Friday, December 31, 2021

The Tragedy of Macbeth – a pacy though somewhat utilitarian retelling of the Bard’s Scottish Play (QFT until 6 January)

I hadn’t realised that Frances McDormand was married to Joel Coen. Such celeb trivia usually doesn’t matter. But how has it taken Coen so long to cast McDormand as Lady Macbeth? Does he not gaze at her over breakfast and see the face of someone who engineer treason? He should be checking for horses’ heads in his bed before settling to down to sleep. In this latest adaptation of Shakespeare’s work, McDormand and Coen coproduce The Tragedy of Macbeth. (Ethan Coen isn’t involved.)

The film hurtles through the plot like a teenage English student turning over pages to reach the good bits, arriving at the death of Duncan in record time. From there, things slow a little, until the wind gets behind the sails of Malcolm’s branch-camouflaged army and Macbeth’s days are finally numbered.

Denzel Washington flits effortlessly between confident and troubled monarch, forever talking to himself as he wanders through the near empty castle. McDormand deliberately underplays the emotion and femininity that is often laboured as Lady Macbeth. In fact, nearly every aspect (other than Macbeth’s visions) that could be heightened or stressed is calmed down: the set, the emoting, the flowery speechifying, the battles, the bloody deaths. This less-frenzied environment makes the dialogue no less potent, and allows the odd moment of bawdy Shakespearian humour to be snuck in.

It feels like every scene uses its own distinct stage, with the minimal cast spaced out as if social distancing was a thing in the 11th century court. The shape-shifting witches, all played by Kathryn Hunter, fly in and out of Macbeth’s increasingly contorted conscious. Coen plays with reflections in water (neatly adapting the usual cauldron), adding to this beautiful other-worldly creation that could hardly be more different from Justin Kurzel’s fabulous 2015 Macbeth (starring Michael Fassbender, Marion Cotillard and the unforgettable red mist).

Shot in black and white by Bruno Delbonnel, the squeezed aspect ratio (4:3, Academy 1.375:1 or 1.19:1 depending on which website you believe) gives The Tragedy of Macbeth an old-fashioned feel. The feel of the stage is accentuated by the crisp visuals, and expressionist lighting that pretends it’s always golden hour during the day, and there’s an ever present full moon at night.
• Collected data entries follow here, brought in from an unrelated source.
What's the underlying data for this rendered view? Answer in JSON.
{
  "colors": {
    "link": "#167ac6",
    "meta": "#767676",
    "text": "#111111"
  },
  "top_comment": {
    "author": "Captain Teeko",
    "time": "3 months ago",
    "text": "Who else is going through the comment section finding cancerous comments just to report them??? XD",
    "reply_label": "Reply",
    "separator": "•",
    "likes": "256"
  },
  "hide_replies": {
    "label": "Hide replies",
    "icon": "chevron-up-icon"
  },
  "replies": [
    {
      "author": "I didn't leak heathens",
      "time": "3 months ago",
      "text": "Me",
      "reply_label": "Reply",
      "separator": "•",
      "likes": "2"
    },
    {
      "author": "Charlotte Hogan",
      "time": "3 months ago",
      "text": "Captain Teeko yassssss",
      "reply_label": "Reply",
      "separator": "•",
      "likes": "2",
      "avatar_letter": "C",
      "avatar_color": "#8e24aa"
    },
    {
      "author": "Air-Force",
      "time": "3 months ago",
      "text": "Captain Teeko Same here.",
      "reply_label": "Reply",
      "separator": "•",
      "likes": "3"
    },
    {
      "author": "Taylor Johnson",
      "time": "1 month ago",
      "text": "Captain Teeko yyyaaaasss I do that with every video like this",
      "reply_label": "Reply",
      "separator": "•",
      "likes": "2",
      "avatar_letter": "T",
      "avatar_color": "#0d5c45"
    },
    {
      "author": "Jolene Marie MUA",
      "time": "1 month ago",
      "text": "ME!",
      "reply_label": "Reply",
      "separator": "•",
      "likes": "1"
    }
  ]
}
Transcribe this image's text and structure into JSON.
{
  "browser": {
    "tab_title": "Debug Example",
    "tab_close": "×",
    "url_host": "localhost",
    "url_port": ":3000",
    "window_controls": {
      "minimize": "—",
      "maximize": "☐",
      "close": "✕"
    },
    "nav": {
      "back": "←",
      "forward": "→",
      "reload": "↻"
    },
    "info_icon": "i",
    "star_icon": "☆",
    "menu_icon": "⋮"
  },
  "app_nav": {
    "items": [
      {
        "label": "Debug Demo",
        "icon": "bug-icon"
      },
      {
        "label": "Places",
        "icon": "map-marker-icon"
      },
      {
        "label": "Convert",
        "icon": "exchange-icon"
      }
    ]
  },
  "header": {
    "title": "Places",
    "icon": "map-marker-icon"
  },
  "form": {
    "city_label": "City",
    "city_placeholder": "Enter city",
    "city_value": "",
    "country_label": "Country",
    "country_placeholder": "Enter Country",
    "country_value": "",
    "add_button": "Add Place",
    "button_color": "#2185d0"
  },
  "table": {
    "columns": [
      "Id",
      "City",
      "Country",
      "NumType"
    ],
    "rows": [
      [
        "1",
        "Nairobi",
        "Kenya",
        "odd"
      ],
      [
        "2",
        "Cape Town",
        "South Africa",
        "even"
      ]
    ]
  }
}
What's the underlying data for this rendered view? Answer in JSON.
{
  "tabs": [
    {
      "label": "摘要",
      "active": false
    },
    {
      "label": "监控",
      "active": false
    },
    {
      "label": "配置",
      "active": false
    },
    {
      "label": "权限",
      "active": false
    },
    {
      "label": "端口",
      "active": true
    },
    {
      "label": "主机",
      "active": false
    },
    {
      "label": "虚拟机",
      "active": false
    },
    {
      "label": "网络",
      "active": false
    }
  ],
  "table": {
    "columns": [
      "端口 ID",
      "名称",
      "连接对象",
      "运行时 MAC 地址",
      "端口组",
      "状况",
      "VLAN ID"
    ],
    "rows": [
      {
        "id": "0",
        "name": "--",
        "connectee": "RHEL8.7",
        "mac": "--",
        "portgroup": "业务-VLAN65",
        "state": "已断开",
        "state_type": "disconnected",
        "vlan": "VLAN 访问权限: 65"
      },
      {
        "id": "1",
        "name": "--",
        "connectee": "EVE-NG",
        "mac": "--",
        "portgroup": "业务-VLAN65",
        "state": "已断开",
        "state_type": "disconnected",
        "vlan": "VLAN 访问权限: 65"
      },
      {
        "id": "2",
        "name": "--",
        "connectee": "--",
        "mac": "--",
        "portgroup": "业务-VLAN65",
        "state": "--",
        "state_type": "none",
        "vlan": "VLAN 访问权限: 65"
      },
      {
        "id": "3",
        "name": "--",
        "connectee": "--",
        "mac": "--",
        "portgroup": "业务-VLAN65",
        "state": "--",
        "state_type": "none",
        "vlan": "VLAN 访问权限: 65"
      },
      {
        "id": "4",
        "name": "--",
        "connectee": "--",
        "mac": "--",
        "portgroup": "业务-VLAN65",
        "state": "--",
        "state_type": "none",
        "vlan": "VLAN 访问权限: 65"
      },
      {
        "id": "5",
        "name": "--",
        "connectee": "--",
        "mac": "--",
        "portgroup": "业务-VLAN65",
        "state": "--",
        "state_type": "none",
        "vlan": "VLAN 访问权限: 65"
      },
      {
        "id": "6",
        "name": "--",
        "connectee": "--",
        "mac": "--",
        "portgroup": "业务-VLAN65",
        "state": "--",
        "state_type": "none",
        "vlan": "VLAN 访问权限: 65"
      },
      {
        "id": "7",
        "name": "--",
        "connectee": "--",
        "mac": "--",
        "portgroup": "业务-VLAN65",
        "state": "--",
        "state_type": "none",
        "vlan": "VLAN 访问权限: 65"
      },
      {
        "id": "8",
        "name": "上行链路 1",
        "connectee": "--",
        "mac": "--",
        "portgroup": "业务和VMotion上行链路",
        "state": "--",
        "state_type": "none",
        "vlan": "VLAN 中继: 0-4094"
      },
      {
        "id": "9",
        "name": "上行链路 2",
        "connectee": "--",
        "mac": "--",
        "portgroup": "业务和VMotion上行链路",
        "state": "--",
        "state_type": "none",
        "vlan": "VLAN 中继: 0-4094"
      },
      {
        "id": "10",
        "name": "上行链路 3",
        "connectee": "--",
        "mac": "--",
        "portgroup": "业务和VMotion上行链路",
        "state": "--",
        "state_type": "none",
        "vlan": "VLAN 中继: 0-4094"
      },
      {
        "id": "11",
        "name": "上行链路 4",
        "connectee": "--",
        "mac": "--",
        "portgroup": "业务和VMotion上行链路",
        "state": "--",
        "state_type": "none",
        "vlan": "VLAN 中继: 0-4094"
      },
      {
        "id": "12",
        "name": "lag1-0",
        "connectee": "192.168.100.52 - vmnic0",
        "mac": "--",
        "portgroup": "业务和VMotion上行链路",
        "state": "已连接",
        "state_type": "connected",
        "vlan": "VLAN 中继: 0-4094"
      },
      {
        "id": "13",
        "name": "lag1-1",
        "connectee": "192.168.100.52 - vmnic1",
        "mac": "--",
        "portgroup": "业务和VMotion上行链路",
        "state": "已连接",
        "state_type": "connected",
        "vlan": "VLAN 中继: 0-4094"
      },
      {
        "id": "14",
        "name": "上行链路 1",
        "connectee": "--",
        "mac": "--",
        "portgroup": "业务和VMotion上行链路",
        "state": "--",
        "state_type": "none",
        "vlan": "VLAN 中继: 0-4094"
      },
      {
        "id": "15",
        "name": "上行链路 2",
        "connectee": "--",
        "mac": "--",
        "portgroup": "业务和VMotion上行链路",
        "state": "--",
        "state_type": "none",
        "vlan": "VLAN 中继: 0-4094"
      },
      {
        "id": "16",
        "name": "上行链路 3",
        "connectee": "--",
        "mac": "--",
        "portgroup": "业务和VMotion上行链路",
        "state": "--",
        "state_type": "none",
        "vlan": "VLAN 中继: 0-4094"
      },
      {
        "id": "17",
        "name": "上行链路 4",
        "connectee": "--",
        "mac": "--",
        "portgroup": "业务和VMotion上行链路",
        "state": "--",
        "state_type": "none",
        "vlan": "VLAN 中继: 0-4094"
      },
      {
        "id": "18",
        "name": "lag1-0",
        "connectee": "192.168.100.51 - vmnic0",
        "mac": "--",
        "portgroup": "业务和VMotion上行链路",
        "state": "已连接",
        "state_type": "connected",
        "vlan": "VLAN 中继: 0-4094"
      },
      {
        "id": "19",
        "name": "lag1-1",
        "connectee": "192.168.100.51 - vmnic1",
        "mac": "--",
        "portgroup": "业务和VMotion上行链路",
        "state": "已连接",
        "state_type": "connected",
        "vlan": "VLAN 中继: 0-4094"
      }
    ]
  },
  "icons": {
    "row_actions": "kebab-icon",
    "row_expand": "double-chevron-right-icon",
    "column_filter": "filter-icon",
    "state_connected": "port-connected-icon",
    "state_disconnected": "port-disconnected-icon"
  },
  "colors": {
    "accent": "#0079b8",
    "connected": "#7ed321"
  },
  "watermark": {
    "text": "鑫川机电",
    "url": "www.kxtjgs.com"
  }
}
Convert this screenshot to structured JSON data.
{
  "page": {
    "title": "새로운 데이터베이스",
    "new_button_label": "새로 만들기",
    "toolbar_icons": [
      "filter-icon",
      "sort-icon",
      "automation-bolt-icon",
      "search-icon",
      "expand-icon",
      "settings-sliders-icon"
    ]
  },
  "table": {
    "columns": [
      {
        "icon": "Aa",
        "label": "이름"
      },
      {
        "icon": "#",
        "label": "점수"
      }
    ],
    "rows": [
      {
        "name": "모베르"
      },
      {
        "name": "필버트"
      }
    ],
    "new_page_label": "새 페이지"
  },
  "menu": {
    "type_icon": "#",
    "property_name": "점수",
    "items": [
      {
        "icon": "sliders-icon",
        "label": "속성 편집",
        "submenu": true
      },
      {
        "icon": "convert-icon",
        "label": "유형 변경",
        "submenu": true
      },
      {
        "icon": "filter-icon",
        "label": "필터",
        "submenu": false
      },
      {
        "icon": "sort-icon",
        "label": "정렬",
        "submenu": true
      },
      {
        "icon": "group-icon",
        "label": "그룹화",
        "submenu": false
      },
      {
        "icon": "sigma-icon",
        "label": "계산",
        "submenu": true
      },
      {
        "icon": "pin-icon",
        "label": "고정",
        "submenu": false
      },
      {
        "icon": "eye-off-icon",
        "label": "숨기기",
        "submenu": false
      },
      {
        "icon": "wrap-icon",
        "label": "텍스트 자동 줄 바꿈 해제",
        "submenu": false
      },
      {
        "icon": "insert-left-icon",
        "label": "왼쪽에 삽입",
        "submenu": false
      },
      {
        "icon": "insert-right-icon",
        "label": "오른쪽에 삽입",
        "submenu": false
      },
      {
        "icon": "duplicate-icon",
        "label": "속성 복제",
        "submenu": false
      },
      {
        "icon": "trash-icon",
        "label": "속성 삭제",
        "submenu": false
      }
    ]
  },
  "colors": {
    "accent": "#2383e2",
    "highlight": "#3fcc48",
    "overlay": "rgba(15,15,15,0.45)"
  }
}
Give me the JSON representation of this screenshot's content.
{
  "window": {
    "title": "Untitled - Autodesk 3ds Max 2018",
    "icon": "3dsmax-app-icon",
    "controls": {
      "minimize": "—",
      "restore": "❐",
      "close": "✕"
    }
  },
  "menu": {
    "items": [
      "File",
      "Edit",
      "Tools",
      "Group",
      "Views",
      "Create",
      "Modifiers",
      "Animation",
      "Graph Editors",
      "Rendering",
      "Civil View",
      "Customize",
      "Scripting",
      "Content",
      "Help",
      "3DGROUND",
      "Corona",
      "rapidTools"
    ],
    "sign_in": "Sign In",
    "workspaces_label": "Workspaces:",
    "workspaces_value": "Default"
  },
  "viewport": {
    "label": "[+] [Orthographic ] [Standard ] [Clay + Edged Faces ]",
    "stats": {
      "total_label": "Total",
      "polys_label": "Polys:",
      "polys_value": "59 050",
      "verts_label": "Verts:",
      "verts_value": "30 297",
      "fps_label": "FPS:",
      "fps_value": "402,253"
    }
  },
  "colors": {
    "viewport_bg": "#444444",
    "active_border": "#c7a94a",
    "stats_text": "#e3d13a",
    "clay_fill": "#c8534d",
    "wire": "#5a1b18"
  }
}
Geometric shapes and shadows decorate the modernist castle rooms and courtyard with pale plastered walls and zero clutter. There is only occasional torrential rain to disrupt a building with few ceilings. This is unlike any Scotland I’ve visited!

At times the dialogue becomes too humdrum and the staging is too utilitarian, reminiscent of a cheap 1970’s science fiction set without the flashing lights. Yet this movie is still a deserving addition to the already crowded market of Macbeth films and theatre productions with its distinctive style, a nifty 105-minute runtime, and some very memorable moments.

Now that McDormand and Coen have got the Scottish Play out of the way, maybe they could turn their hand to shortening and simplifying A Midsummer Night’s Dream!

The Tragedy of Macbeth is being screened daily in the Queen’s Film Theatre until 6 January. It’ll pop up on Apple TV+ on 14 January 2022. 

Update – The headline of the New York Times online review sums it up well: “The Thane, Insane, Slays Mainly in Dunsinane”!